YSK kararına göre, şunlar milletvekili seçilemiyor:
a)ilkokul mezunu olmayanlar, b)kısıtlılar, c)askerliğini yapmamış olanlar, d)kamu hizmetinden yasaklılar ve şimdi şu önemli: e) toplam bir yıl ve daha fazla hapis veya süresi ne olursa olsun ağır hapis cezasından hüküm giymiş olanlar.
Ergenekon’da henüz mahkeme kararı (hüküm) yok. Onlar pekala Meclise girebiliyor. 12 Haziran seçim gününe kadar karar çıkar ve adaylardan herhangi biri mahkum olursa bile, Yargıtay’a gideceği için, hâlâ kesin hüküm yok kuralı geçerli.
Devlet Bakanı Yazıcı hukukçu. Ama, YSK kararlarını incelemiyor. Muhtemelen içinden geçeni, dilediğini söylüyor. Onun için yanılıyor.
AKP ve CHP’den sızma
CHP’den milletvekili adaylarıyla ilgili bilgi sızıyor, AKP’den sızmıyor.

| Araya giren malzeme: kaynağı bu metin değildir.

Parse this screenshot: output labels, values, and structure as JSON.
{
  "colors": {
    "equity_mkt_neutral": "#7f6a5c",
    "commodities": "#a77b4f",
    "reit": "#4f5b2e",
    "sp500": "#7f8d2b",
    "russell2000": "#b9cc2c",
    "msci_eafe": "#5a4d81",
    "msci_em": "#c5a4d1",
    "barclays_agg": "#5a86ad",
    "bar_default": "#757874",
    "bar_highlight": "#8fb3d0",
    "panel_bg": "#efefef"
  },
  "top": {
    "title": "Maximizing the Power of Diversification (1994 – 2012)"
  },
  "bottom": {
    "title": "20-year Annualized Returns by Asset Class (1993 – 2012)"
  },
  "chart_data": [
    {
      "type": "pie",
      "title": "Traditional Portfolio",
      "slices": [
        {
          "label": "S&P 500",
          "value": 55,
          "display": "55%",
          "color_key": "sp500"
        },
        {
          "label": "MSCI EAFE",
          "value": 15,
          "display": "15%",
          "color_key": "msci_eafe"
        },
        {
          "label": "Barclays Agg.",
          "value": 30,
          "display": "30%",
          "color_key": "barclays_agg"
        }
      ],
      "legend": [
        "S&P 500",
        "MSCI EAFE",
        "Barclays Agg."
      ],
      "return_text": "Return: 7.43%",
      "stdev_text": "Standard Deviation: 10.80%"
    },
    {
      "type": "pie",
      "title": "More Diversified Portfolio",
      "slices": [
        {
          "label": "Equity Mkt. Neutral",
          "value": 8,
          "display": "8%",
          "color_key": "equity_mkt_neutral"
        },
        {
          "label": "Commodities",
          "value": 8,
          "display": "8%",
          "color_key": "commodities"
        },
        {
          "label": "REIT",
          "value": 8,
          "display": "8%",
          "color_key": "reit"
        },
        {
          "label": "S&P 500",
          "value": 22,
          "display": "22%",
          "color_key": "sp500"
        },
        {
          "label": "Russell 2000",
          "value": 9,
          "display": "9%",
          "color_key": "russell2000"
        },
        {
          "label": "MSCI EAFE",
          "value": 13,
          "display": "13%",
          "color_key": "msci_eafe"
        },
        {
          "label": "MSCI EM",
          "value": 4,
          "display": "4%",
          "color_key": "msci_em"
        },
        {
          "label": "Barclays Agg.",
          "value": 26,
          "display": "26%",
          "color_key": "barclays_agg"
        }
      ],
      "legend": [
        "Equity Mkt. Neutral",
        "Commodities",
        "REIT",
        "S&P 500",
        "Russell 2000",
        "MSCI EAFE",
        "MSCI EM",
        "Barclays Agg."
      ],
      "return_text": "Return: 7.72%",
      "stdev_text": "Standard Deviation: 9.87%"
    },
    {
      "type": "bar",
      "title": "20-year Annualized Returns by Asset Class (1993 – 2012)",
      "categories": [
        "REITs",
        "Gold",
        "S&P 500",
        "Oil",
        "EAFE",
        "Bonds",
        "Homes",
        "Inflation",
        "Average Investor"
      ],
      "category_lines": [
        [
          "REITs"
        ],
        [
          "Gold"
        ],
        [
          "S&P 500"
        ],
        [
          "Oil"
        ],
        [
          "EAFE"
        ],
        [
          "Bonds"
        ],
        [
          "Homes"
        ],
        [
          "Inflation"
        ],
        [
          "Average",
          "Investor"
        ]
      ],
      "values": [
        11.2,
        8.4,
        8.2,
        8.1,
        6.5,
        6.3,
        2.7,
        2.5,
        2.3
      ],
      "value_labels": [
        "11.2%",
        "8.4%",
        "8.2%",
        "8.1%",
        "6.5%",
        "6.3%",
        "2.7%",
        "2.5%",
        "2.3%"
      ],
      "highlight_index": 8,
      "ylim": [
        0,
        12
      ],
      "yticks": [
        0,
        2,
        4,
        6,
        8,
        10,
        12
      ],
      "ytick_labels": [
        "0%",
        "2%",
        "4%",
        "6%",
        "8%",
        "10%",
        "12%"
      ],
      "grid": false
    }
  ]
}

Biz gazeteciler için bilgi sızması elbette iyi. Ama, sızması CHP için kötü. AKP’den bilgi sızmayışı ise, gazeteciler için kötü, AKP için iyi.
Tek başına bu gerçek bile, iki partinin nasıl yönetildiğine ilişkin bir fotoğraf veriyor. CHP’de daha rahat bir yönetim var, AKP’de demir yumruk.
Geçen yıl Bakanlar Kurulu’ndan bir bilgi sızdığında, Başbakan Erdoğan’ın sözlerini unutmak ne mümkün. Büyük öfkeyle, “sızdıranı yakalarsam, kolundan tutar
atarım” diyor.
Bu üslup aralıksız sürüyor, günümüzde aday listelerinin sıkı sıkıya korunmasına kadar gidiyor.